Well I figured since you feel strongly about using a type wider than 8-bits for RGB you must have a really good display that actually lets you perceive the colors that enables you to encode. Most PC displays are garbage including the expensive ones because first, sRGB only specifies a very small portion of light that's perceivable and secondly, any display maker who builds something better is going to run into complaints about how terrible netflix looks, because it reveals things like banding (which you mentioned) that otherwise wouldn't be perceivable. So I was hoping you could recommend me a better monitor, so I can get into >8 bit RGB, because I've found it exceedingly difficult to shop around for this kind of thing.
Ok, so you weren't sarcastic and/or misunderstanding my use of "atomic".
Sadly, I kind of gave up on getting a "HDR" display, at least for now, because :
- AFAIK neither Linux nor Windows have good enough "HDR" support yet. (MacOS supposedly does, but I'm not interested.)

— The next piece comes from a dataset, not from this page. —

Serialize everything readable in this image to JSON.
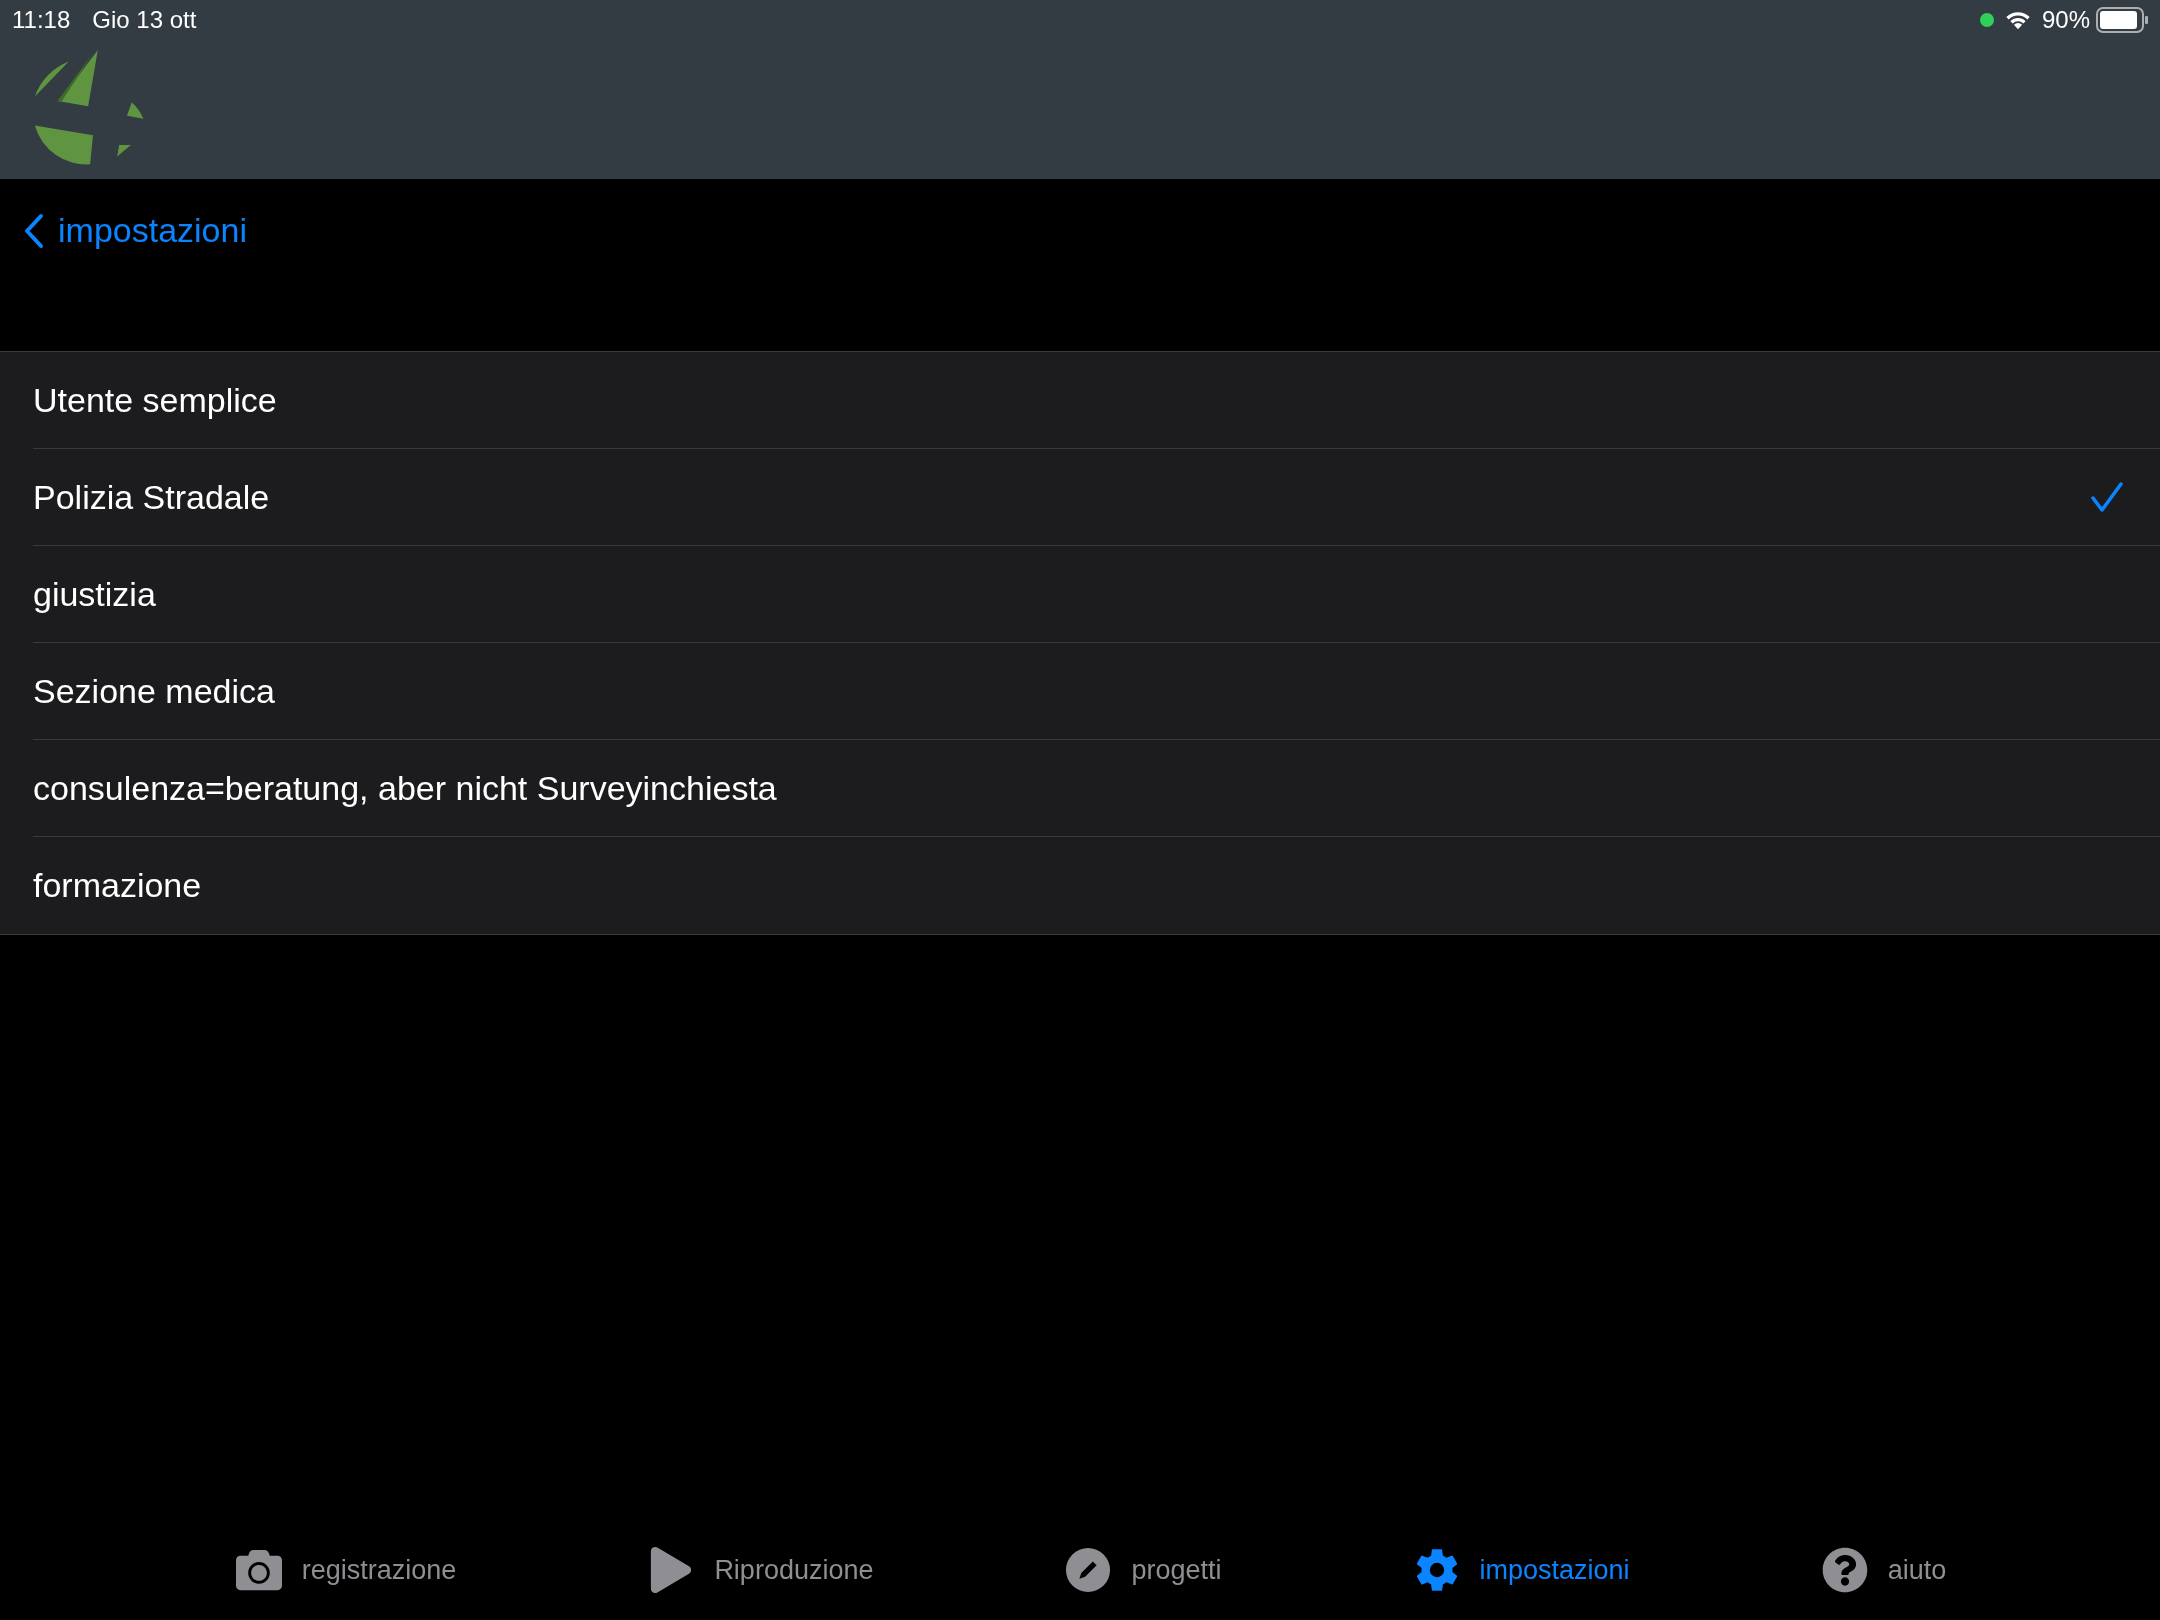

- I'm happy enough with my HP LP2475w which I got for dirt cheap just before "HDR" became a thing. I consider the 1920x1200 resolution to be perfect for now (as a bonus I can manually scale various old resolutions like 800x600 to be pixel-perfect) - too many programs/OSes still have issues with auto-scaling programs on higher resolution screens (which would come with "HDR"). I'm also particularly fond of the 16:10 ratio, which seems to have gone extinct.
- Maybe I'll be able to run this monitor properly in wide gamuts (though with banding), or maybe even in some kind of ""HDR" compatibility mode", though it would seem that the current sellers of "HDR" screens aren't going to make that easy. I might be able to get a colorimeter soon to properly calibrate it.

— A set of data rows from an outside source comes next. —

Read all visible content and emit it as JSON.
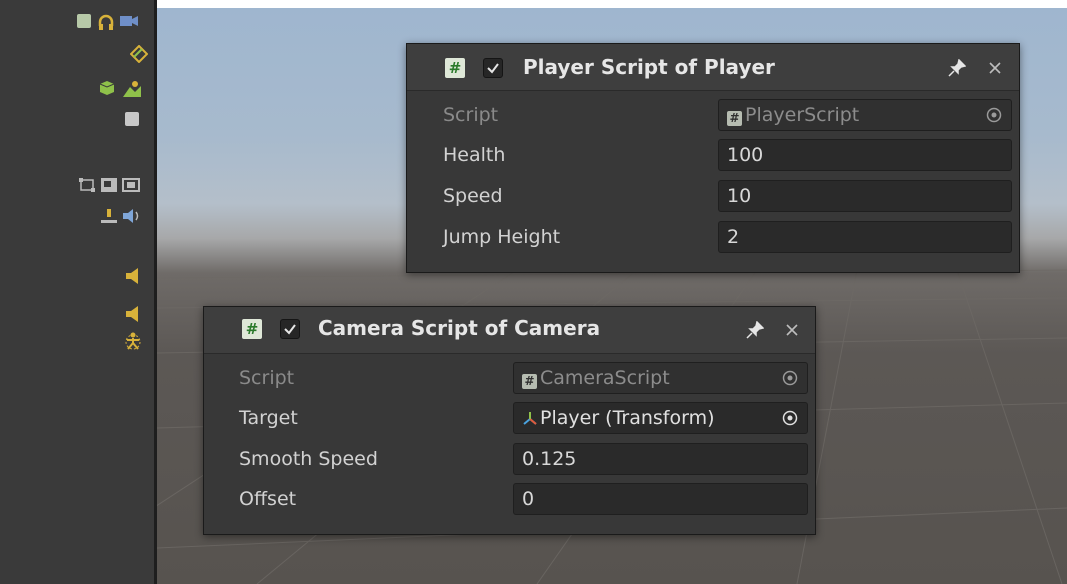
{
  "player_panel": {
    "title": "Player Script of Player",
    "enabled": true,
    "fields": [
      {
        "label": "Script",
        "value": "PlayerScript"
      },
      {
        "label": "Health",
        "value": "100"
      },
      {
        "label": "Speed",
        "value": "10"
      },
      {
        "label": "Jump Height",
        "value": "2"
      }
    ]
  },
  "camera_panel": {
    "title": "Camera Script of Camera",
    "enabled": true,
    "fields": [
      {
        "label": "Script",
        "value": "CameraScript"
      },
      {
        "label": "Target",
        "value": "Player (Transform)"
      },
      {
        "label": "Smooth Speed",
        "value": "0.125"
      },
      {
        "label": "Offset",
        "value": "0"
      }
    ]
  },
  "colors": {
    "panel_bg": "#383838",
    "field_bg": "#2a2a2a",
    "script_icon_green": "#2b7a2b",
    "gizmo_yellow": "#d8b23a",
    "gizmo_green": "#8fc14a"
  }
}
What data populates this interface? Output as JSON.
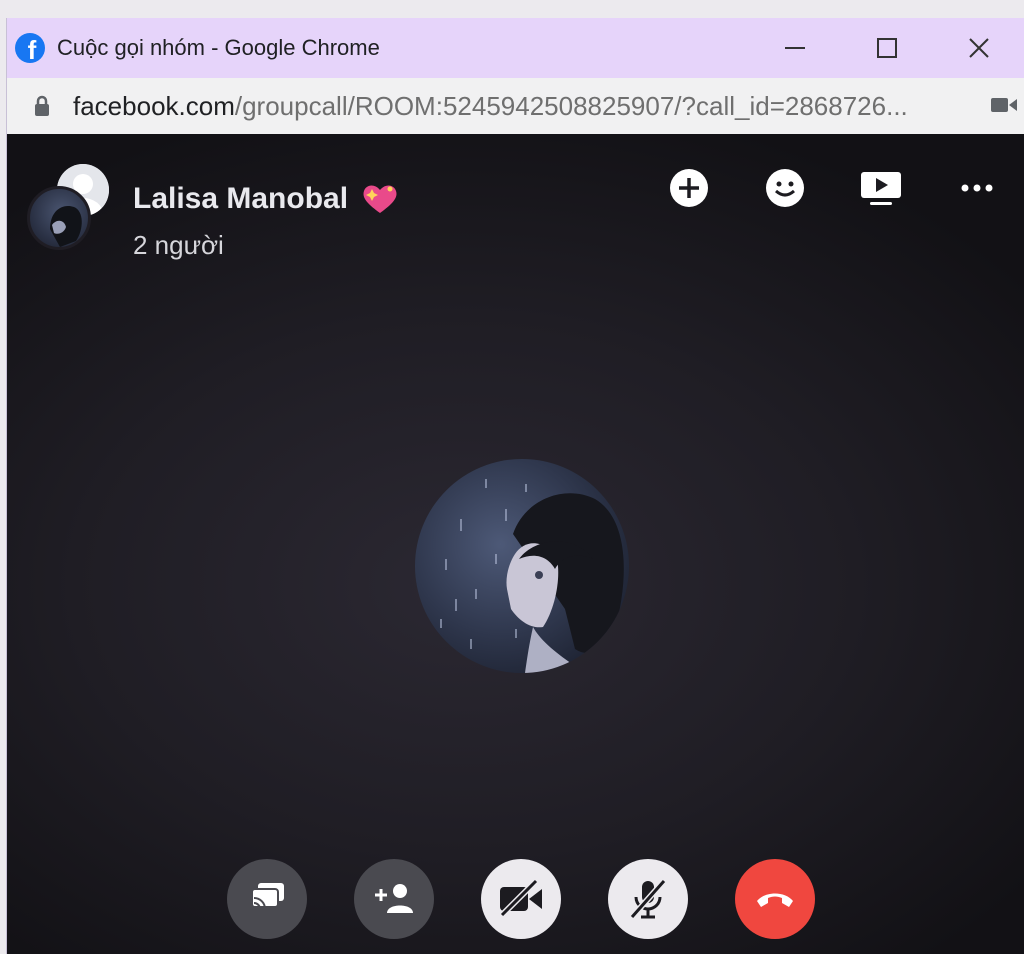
{
  "window": {
    "title": "Cuộc gọi nhóm - Google Chrome",
    "url_domain": "facebook.com",
    "url_rest": "/groupcall/ROOM:5245942508825907/?call_id=2868726...",
    "icons": [
      "facebook-logo-icon",
      "minimize-icon",
      "maximize-icon",
      "close-icon",
      "lock-icon",
      "camera-icon"
    ]
  },
  "call": {
    "caller_name": "Lalisa Manobal",
    "participants": "2 người",
    "top_actions": [
      "add-icon",
      "emoji-icon",
      "share-screen-icon",
      "more-icon"
    ],
    "controls": [
      "share-screen-button",
      "add-person-button",
      "camera-off-button",
      "mic-off-button",
      "end-call-button"
    ]
  },
  "colors": {
    "titlebar": "#e6d4fa",
    "end_call": "#f0473f",
    "facebook_blue": "#1877f2"
  }
}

If you have a $200 monitor then it probably struggles to make proper use of 8-bit formats. I have a display that claims to simulate DICOM but it's not enough I want more. However I'm not willing to spend $3000 on a display which doesn't have engineering specs and then send it back because it doesn't work. I don't care about resolution. I care about being able to see the unseen. I care about edge cases like yellow and blue making pink. That was the first significant finding Maxwell reported on when he invented RGB. However nearly every monitor ever made mixes those two colors wrong, as gray, due to subpixel layout issues. Nearly every scaling algorithm mixes those two colors wrong too, due to the way sRGB was designed. It's amazing how poorly color is modeled on personal computers. https://justine.lol/maxwell.png
Well, when released in 2008 it was a $600 monitor, I got it second-hand for 80€.

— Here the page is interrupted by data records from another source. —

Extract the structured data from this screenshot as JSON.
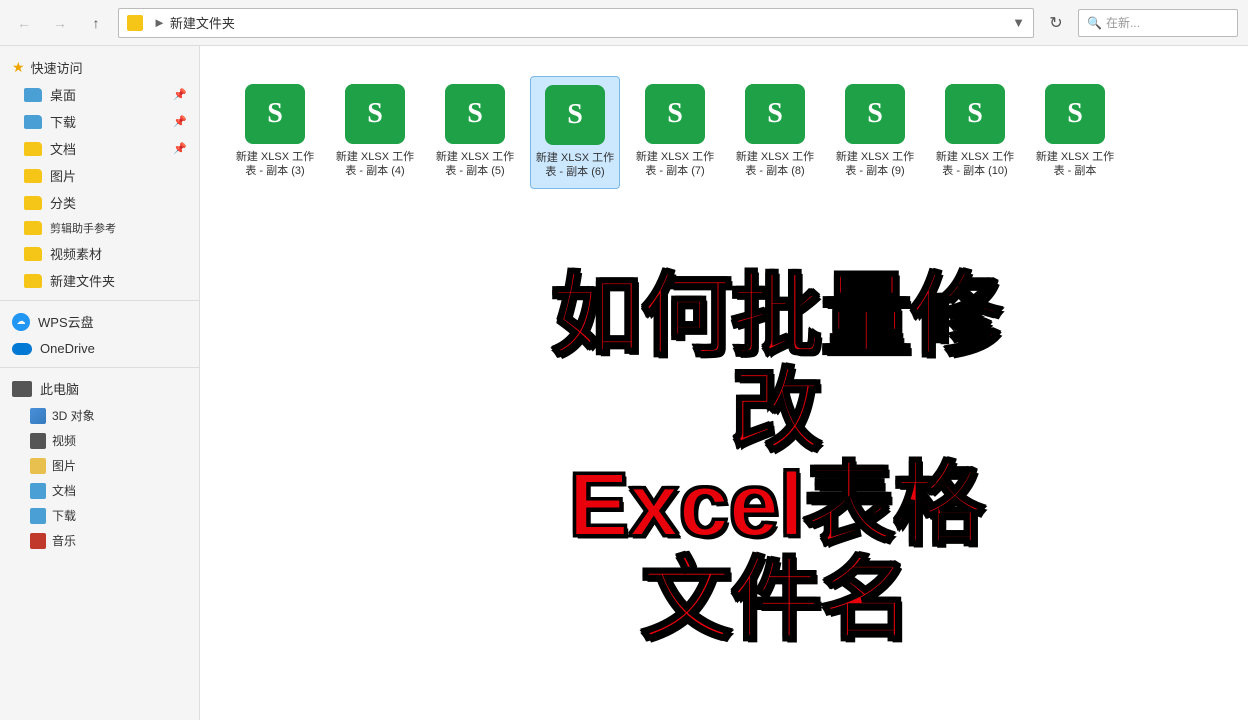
{
  "titlebar": {
    "address": "新建文件夹",
    "search_placeholder": "在新...",
    "back_label": "←",
    "forward_label": "→",
    "up_label": "↑"
  },
  "sidebar": {
    "quick_access_label": "快速访问",
    "items": [
      {
        "label": "桌面",
        "type": "folder"
      },
      {
        "label": "下载",
        "type": "folder"
      },
      {
        "label": "文档",
        "type": "folder"
      },
      {
        "label": "图片",
        "type": "folder"
      },
      {
        "label": "分类",
        "type": "folder"
      },
      {
        "label": "剪辑助手参考",
        "type": "folder"
      },
      {
        "label": "视频素材",
        "type": "folder"
      },
      {
        "label": "新建文件夹",
        "type": "folder"
      }
    ],
    "wps_label": "WPS云盘",
    "onedrive_label": "OneDrive",
    "computer_label": "此电脑",
    "sub_items": [
      {
        "label": "3D 对象",
        "type": "cube"
      },
      {
        "label": "视频",
        "type": "video-icon"
      },
      {
        "label": "图片",
        "type": "img-icon"
      },
      {
        "label": "文档",
        "type": "doc-icon"
      },
      {
        "label": "下载",
        "type": "dl-icon"
      },
      {
        "label": "音乐",
        "type": "music-icon"
      }
    ]
  },
  "files": [
    {
      "name": "新建 XLSX 工作表 - 副本 (3)",
      "selected": false
    },
    {
      "name": "新建 XLSX 工作表 - 副本 (4)",
      "selected": false
    },
    {
      "name": "新建 XLSX 工作表 - 副本 (5)",
      "selected": false
    },
    {
      "name": "新建 XLSX 工作表 - 副本 (6)",
      "selected": true
    },
    {
      "name": "新建 XLSX 工作表 - 副本 (7)",
      "selected": false
    },
    {
      "name": "新建 XLSX 工作表 - 副本 (8)",
      "selected": false
    },
    {
      "name": "新建 XLSX 工作表 - 副本 (9)",
      "selected": false
    },
    {
      "name": "新建 XLSX 工作表 - 副本 (10)",
      "selected": false
    },
    {
      "name": "新建 XLSX 工作表 - 副本",
      "selected": false
    }
  ],
  "overlay": {
    "line1": "如何批量修改",
    "line2": "Excel表格文件名"
  }
}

I'm not sure what DICOM has to do with color reproduction quality ? Also it seems to be a quite a bit older standard than sRGB...
By definition, you can't "see the unseen". "Yellow" and "blue" are opponent "colors", so, by definition, a proper mixture of them is going to give you grey :
Also, when talking about subtle color effects, you have to consider that personal variation might come into play (for instance red-green "colorblindness" is a spectrum).
It looks like this thing is the thing I want to buy https://www.apple.com/pro-display-xdr/ There's plenty of light that is currently unseeable. Look at chromaticity chart for sRGB. If your definition of color mixes yellow and blue and as grey then you've defined color wrong, because nature has a different definition where it's pink. For example the CIELAB colorspace will mix the two as pink. Also I'm not colorblind. If I'm on the spectrum I would be on the able to see more color more accurately end of the spectrum. Although when designing charts I'm very good at choosing colors that accommodate people who are colorblind, while still looking stylish, because I feel like inclusive technology is important.
Not really. Strings are a list of integers [1], integers are signed and fill a system word, but there's also 4 bits of type information. So you can have a 28-bit signed integer char on a 32-bit system or a signed 60-bit integer.
However, since Unicode is limited to 21-bits by utf-16 encoding, a unicode code point will fit in a small integer.
[1] unless you use binaries, which is often a better choice.